Cumhurbaşkanı Yardımcısı Cevdet Yılmaz, 2026-2028 dönemini kapsayan Orta Vadeli Program’ın detaylarını açıkladı. Programda enflasyonun yüzde 8’e düşürülmesi, ekonominin 1,9 trilyon dolara çıkarılması ve işsizliğin azaltılması hedefleniyor. Ayrıca gelecek yıl özelleştirme gelirlerinin yaklaşık 9 kat artması bekleniyor.
Cumhurbaşkanı Yardımcısı Cevdet Yılmaz, Beştepe’de 2026-2028 dönemini kapsayan Orta Vadeli Program’ı (OVP) kamuoyuna sundu. Resmî Gazete’de yayımlanarak yürürlüğe giren program, Türkiye ekonomisinin önümüzdeki üç yıllık dönemdeki hedeflerini belirledi.
Yılmaz, hazırlık sürecinde ortak akıl ve katılımcı anlayışın esas alındığını, programın ilgili tüm taraflarla istişare edilerek hazırlandığını bildirdi. Geçen yıl eylül ayından bu yana küresel ve bölgesel düzeyde yaşanan olumsuz gelişmelere rağmen temel makroekonomik politika yaklaşımının sürdürüldüğünü ifade etti.
Enflasyon hedefi yüzde 8
Programın ana odağında yer alan enflasyonla mücadele kapsamında 2024 yılında yüzde 44,4 seviyesinde gerçekleşen enflasyonun kademeli olarak düşürüleceği açıklandı. 2025 yılında yüzde 28,5’e, 2026’da yüzde 16’ya, 2027’de yüzde 9’a ve 2028 yılında yüzde 8 seviyelerine gerilemesi hedefleniyor.

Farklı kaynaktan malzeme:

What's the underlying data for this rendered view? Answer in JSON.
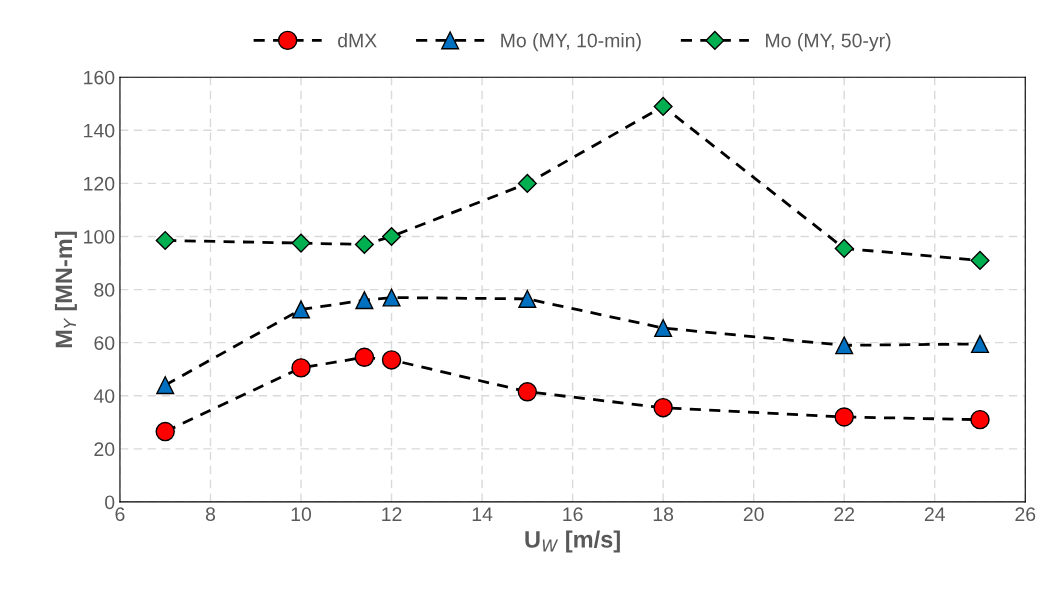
{
  "chart_data": {
    "type": "line",
    "xlabel": "U$_{W}$ [m/s]",
    "ylabel": "M$_{Y}$ [MN-m]",
    "x": [
      7,
      10,
      11.4,
      12,
      15,
      18,
      22,
      25
    ],
    "series": [
      {
        "name": "dMX",
        "color": "#ff0000",
        "marker": "circle",
        "values": [
          26.5,
          50.5,
          54.5,
          53.5,
          41.5,
          35.5,
          32,
          31
        ]
      },
      {
        "name": "Mo (MY, 10-min)",
        "color": "#0070c0",
        "marker": "triangle",
        "values": [
          44,
          72.5,
          76,
          77,
          76.5,
          65.5,
          59,
          59.5
        ]
      },
      {
        "name": "Mo (MY, 50-yr)",
        "color": "#00b050",
        "marker": "diamond",
        "values": [
          98.5,
          97.5,
          97,
          100,
          120,
          149,
          95.5,
          91
        ]
      }
    ],
    "line_style": "dashed",
    "grid": true,
    "legend": "top",
    "xlim": [
      6,
      26
    ],
    "xticks": [
      6,
      8,
      10,
      12,
      14,
      16,
      18,
      20,
      22,
      24,
      26
    ],
    "ylim": [
      0,
      160
    ],
    "yticks": [
      0,
      20,
      40,
      60,
      80,
      100,
      120,
      140,
      160
    ]
  }
}
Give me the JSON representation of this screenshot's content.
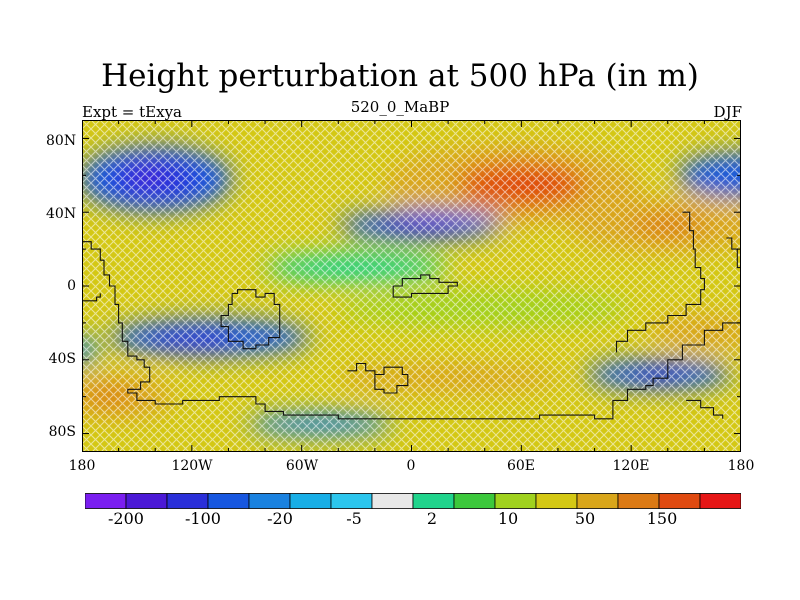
{
  "title": "Height perturbation at 500 hPa (in m)",
  "subtitle_left": "Expt = tExya",
  "subtitle_center": "520_0_MaBP",
  "subtitle_right": "DJF",
  "lat_ticks": [
    "80N",
    "40N",
    "0",
    "40S",
    "80S"
  ],
  "lon_ticks": [
    "180",
    "120W",
    "60W",
    "0",
    "60E",
    "120E",
    "180"
  ],
  "colorbar": {
    "colors": [
      "#7a1ef0",
      "#4b19d6",
      "#2a2fd9",
      "#1757e0",
      "#1a82e0",
      "#18aee6",
      "#2cc6ee",
      "#e8e8e8",
      "#20d48c",
      "#3cc83c",
      "#a0d21e",
      "#d4c814",
      "#d9a61a",
      "#dc7a14",
      "#e04a10",
      "#e61616"
    ],
    "labels": [
      "-200",
      "-100",
      "-20",
      "-5",
      "2",
      "10",
      "50",
      "150"
    ]
  },
  "field": {
    "background": "#d4c814",
    "blobs": [
      {
        "color": "#d9a61a",
        "cx": 55,
        "cy": 55,
        "rx": 70,
        "ry": 22
      },
      {
        "color": "#e04a10",
        "cx": 60,
        "cy": 55,
        "rx": 35,
        "ry": 12
      },
      {
        "color": "#1757e0",
        "cx": -140,
        "cy": 58,
        "rx": 42,
        "ry": 18
      },
      {
        "color": "#2a2fd9",
        "cx": -140,
        "cy": 58,
        "rx": 24,
        "ry": 10
      },
      {
        "color": "#4b19d6",
        "cx": -145,
        "cy": 60,
        "rx": 10,
        "ry": 5
      },
      {
        "color": "#1757e0",
        "cx": 5,
        "cy": 33,
        "rx": 45,
        "ry": 8
      },
      {
        "color": "#2a2fd9",
        "cx": 5,
        "cy": 32,
        "rx": 25,
        "ry": 5
      },
      {
        "color": "#1757e0",
        "cx": -110,
        "cy": -28,
        "rx": 55,
        "ry": 10
      },
      {
        "color": "#2a2fd9",
        "cx": -120,
        "cy": -30,
        "rx": 25,
        "ry": 5
      },
      {
        "color": "#1757e0",
        "cx": 135,
        "cy": -48,
        "rx": 40,
        "ry": 8
      },
      {
        "color": "#2a2fd9",
        "cx": 135,
        "cy": -48,
        "rx": 15,
        "ry": 4
      },
      {
        "color": "#1757e0",
        "cx": 180,
        "cy": 60,
        "rx": 35,
        "ry": 12
      },
      {
        "color": "#d9a61a",
        "cx": 140,
        "cy": 33,
        "rx": 55,
        "ry": 15
      },
      {
        "color": "#dc7a14",
        "cx": 140,
        "cy": 33,
        "rx": 20,
        "ry": 6
      },
      {
        "color": "#d9a61a",
        "cx": -160,
        "cy": -60,
        "rx": 30,
        "ry": 12
      },
      {
        "color": "#dc7a14",
        "cx": -165,
        "cy": -60,
        "rx": 15,
        "ry": 5
      },
      {
        "color": "#d9a61a",
        "cx": 20,
        "cy": -50,
        "rx": 60,
        "ry": 8
      },
      {
        "color": "#d9a61a",
        "cx": 160,
        "cy": -25,
        "rx": 30,
        "ry": 10
      },
      {
        "color": "#1a82e0",
        "cx": -180,
        "cy": -35,
        "rx": 8,
        "ry": 8
      },
      {
        "color": "#1a82e0",
        "cx": -50,
        "cy": -75,
        "rx": 40,
        "ry": 6
      },
      {
        "color": "#20d48c",
        "cx": -30,
        "cy": 10,
        "rx": 50,
        "ry": 8
      },
      {
        "color": "#a0d21e",
        "cx": 40,
        "cy": -12,
        "rx": 80,
        "ry": 10
      }
    ],
    "coast": [
      [
        [
          -180,
          24
        ],
        [
          -175,
          20
        ],
        [
          -170,
          14
        ],
        [
          -168,
          6
        ],
        [
          -165,
          0
        ],
        [
          -162,
          -10
        ],
        [
          -160,
          -20
        ],
        [
          -158,
          -30
        ],
        [
          -155,
          -38
        ],
        [
          -150,
          -40
        ],
        [
          -146,
          -44
        ],
        [
          -143,
          -52
        ],
        [
          -148,
          -56
        ],
        [
          -155,
          -58
        ],
        [
          -150,
          -62
        ],
        [
          -140,
          -64
        ],
        [
          -125,
          -62
        ],
        [
          -105,
          -60
        ],
        [
          -90,
          -60
        ],
        [
          -85,
          -64
        ],
        [
          -80,
          -68
        ],
        [
          -70,
          -70
        ],
        [
          -40,
          -72
        ],
        [
          20,
          -72
        ],
        [
          50,
          -72
        ],
        [
          70,
          -70
        ],
        [
          100,
          -72
        ],
        [
          110,
          -70
        ],
        [
          110,
          -62
        ],
        [
          118,
          -56
        ],
        [
          128,
          -54
        ],
        [
          132,
          -50
        ],
        [
          140,
          -40
        ],
        [
          148,
          -32
        ],
        [
          160,
          -24
        ],
        [
          170,
          -20
        ],
        [
          180,
          -18
        ]
      ],
      [
        [
          -180,
          -8
        ],
        [
          -176,
          -8
        ],
        [
          -172,
          -6
        ],
        [
          -170,
          -4
        ]
      ],
      [
        [
          -98,
          -4
        ],
        [
          -95,
          -2
        ],
        [
          -88,
          -2
        ],
        [
          -85,
          -6
        ],
        [
          -80,
          -4
        ],
        [
          -75,
          -10
        ],
        [
          -72,
          -20
        ],
        [
          -72,
          -28
        ],
        [
          -78,
          -32
        ],
        [
          -85,
          -34
        ],
        [
          -92,
          -30
        ],
        [
          -100,
          -22
        ],
        [
          -104,
          -16
        ],
        [
          -100,
          -10
        ],
        [
          -98,
          -4
        ]
      ],
      [
        [
          -20,
          -48
        ],
        [
          -15,
          -44
        ],
        [
          -10,
          -44
        ],
        [
          -5,
          -48
        ],
        [
          -2,
          -54
        ],
        [
          -8,
          -58
        ],
        [
          -15,
          -56
        ],
        [
          -20,
          -48
        ]
      ],
      [
        [
          -35,
          -46
        ],
        [
          -30,
          -42
        ],
        [
          -25,
          -46
        ],
        [
          -20,
          -48
        ]
      ],
      [
        [
          -10,
          0
        ],
        [
          -5,
          4
        ],
        [
          5,
          6
        ],
        [
          10,
          4
        ],
        [
          15,
          2
        ],
        [
          25,
          0
        ],
        [
          20,
          -4
        ],
        [
          10,
          -4
        ],
        [
          0,
          -6
        ],
        [
          -10,
          0
        ]
      ],
      [
        [
          148,
          40
        ],
        [
          152,
          38
        ],
        [
          152,
          30
        ],
        [
          154,
          20
        ],
        [
          155,
          10
        ],
        [
          158,
          4
        ],
        [
          160,
          -2
        ],
        [
          158,
          -10
        ],
        [
          150,
          -16
        ],
        [
          140,
          -20
        ],
        [
          128,
          -24
        ],
        [
          118,
          -30
        ],
        [
          112,
          -36
        ]
      ],
      [
        [
          172,
          26
        ],
        [
          175,
          20
        ],
        [
          178,
          10
        ],
        [
          180,
          4
        ]
      ],
      [
        [
          150,
          -62
        ],
        [
          158,
          -66
        ],
        [
          165,
          -70
        ],
        [
          170,
          -72
        ]
      ]
    ]
  }
}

Yılmaz, Haziran 2024’ten itibaren kesintisiz bir dezenflasyon sürecine girildiğini, bu dönemde enflasyon oranının toplam 42,5 puanlık gerileme gösterdiğini belirtti. Enflasyon beklentileri ve ana eğilim göstergelerindeki iyileşmeyle dezenflasyon sürecinin devam etmesini beklediklerini söyledi.
Fiyat istikrarına yönelik politikaların üç temel eksende yürütüleceğini açıklayan Yılmaz, makroekonomik politika eşgüdümünün sürdürülmesi, arz yönlü politikaların desteklenmesi ve yönetilen fiyatların hedeflerle uyumunun gözetilmesi alanlarına odaklanacaklarını bildirdi.
Özelleştirme gelirleri artacak
Yeni OVP’ye göre özelleştirme gelirlerinde ciddi artış bekleniyor. 2025’te 21 milyar dolar olan özelleştirme gelirlerinin 2026’da 185 milyar dolara çıkması bekleniyor.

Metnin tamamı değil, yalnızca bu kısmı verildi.